ZFIN ID: ZDB-PUB-130919-3
A Mutation in a Ganglioside Biosynthetic Enzyme, ST3GAL5, Results in Salt & Pepper Syndrome, a Neurocutaneous Disorder with Altered Glycolipid and Glycoprotein Glycosylation
Boccuto, L., Aoki, K., Flanagan-Steet, H., Chen, C.F., Fan, X., Bartel, F., Petukh, M., Pittman, A., Saul, R., Chaubey, A., Alexov, E., Tiemeyer, M., Steet, R., and Schwartz, C.E.
Date: 2014
Source: Human molecular genetics   23(2): 418-33 (Journal)
Registered Authors: Fan, Xiang, Flanagan-Steet, Heather, Steet, Richard
Keywords: none
MeSH Terms:
  • Amino Acid Sequence
  • Animals
  • Apoptosis
  • Chromosomes, Human, Pair 2
  • Conserved Sequence
  • Embryo, Nonmammalian/metabolism
  • Exome
  • Female
  • G(M3) Ganglioside/biosynthesis*
  • Gene Expression Profiling
  • Gene Expression Regulation
  • Gene Knockdown Techniques
  • Genetic Variation
  • Glycolipids/metabolism*
  • Glycoproteins/metabolism
  • Glycosylation
  • Humans
  • Male
  • Molecular Sequence Data
  • Neurocutaneous Syndromes/genetics*
  • Neurocutaneous Syndromes/metabolism
  • Neurons/metabolism
  • Pedigree
  • Polymorphism, Single Nucleotide
  • Sialyltransferases/chemistry
  • Sialyltransferases/genetics*
  • Sialyltransferases/metabolism
  • Zebrafish/embryology
PubMed: 24026681 Full text @ Hum. Mol. Genet.

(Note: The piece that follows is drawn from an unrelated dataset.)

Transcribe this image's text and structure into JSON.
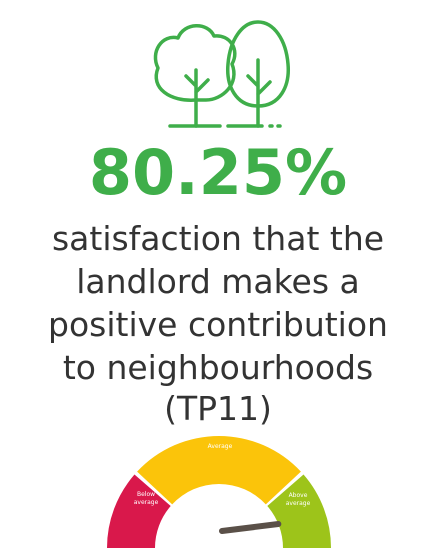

“Salt & Pepper” syndrome is an autosomal recessive condition characterized by severe intellectual disability, epilepsy, scoliosis, choreoathetosis, dysmorphic facial features, and altered dermal pigmentation. High density SNP array analysis performed on siblings first described with this syndrome detected 4 shared regions of loss of heterozygosity (LOH). Whole-exome sequencing narrowed the candidate region to chromosome 2p11.2. Sanger sequencing confirmed a homozygous c.994G>A transition (p.E332 K) in the ST3GAL5 gene, which encodes for a sialyltransferase also known as GM3 synthase. A different homozygous mutation of this gene has been previously associated with infantile-onset epilepsy syndromes in two other cohorts. The ST3GAL5 enzyme synthesizes ganglioside GM3, a glycosophingolipid enriched in neural tissue, by adding sialic acid to lactosylceramide. Unlike disorders of glycosphingolipid degradation, very little is known regarding the molecular and pathophysiologic consequences of altered glycosphingolipid biosynthesis. Glycolipid analysis confirmed a complete lack of GM3 ganglioside in patient fibroblasts, while microarray analysis of glycosyltransferase mRNAs detected modestly increased expression of ST3GAL5 and greater changes in transcripts encoding enzymes that lie downstream of ST3GAL5 and in other glycosphingolipid biosynthetic pathways. Comprehensive glycomic analysis of N-linked, O-linked, and glycosphingolipid glycans revealed collateral alterations in response to loss of complex gangliosides in patient fibroblasts and in zebrafish embryos injected with antisense morpholinos that targeted zebrafish st3gal5 expression. Morphant zebrafish embryos also exhibited increased apoptotic cell death in multiple brain regions, emphasizing the importance of glycosphingolipid expression for normal neural development and function.